28 Feb Berlin appellate court accepts foreign notarisation of a GmbH formation
On 24 January 2018 the Higher Regional Court of Berlin (Kammergericht Berlin) decided that the notarisation of the formation of a German GmbH (limited liability company) by a Swiss notary in Canton Bern is valid and must therefore be registered in the German Commercial Register (case no. 22 W 25/16). The final and binding judgment was issued in connection with the – in comparison to Germany – significantly more flexible notary fees in Switzerland and the discussion of what extent the notarisation of German agreements can be transferred to Switzerland. The relevant norm for the notarisation abroad is Article 11 (1) EGBGB¹. It considers a transaction as valid if it complies with the form requirements of the so-called transaction law (that is the law applicable to the transaction itself = lex causae) or the form requirements of the state where it is consummated (so-called local law).
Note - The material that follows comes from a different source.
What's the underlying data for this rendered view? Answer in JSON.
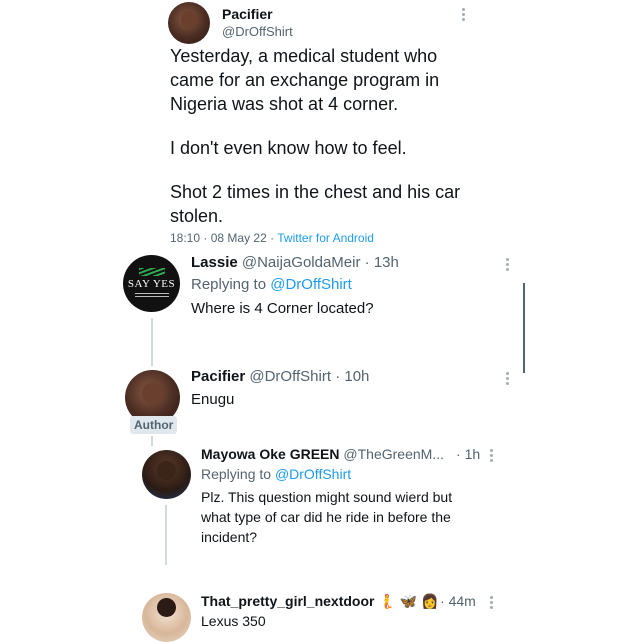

The court considered the notarisation in front of the Bern notary equivalent to the one before a German notary and therefore recognised the Swiss notarisation pursuant to the transaction law. This is as such not surprising because the Federal Court of Justice (Bundesgerichtshof) in the past approved multiple times notarisations in Switzerland as equivalent (last in 2013 even after the coming into force of the MoMiG² and the Swiss GmbH-reform)³. It is worth noting, however, that the Berlin decision dealt with the formation of a GmbH and not only the transfer or pledge of shares in a GmbH. The appellate decision therefore goes, with its approval, beyond prior judgements.
The decision strengthens the notarisation in Switzerland. Under certain conditions one may now even contemplate the notarisation of transactions which affect the constitution of the GmbH (like the formation, transformation, amendments to the articles) in certain Cantons of Switzerland, in particular when the involved values are particularly high.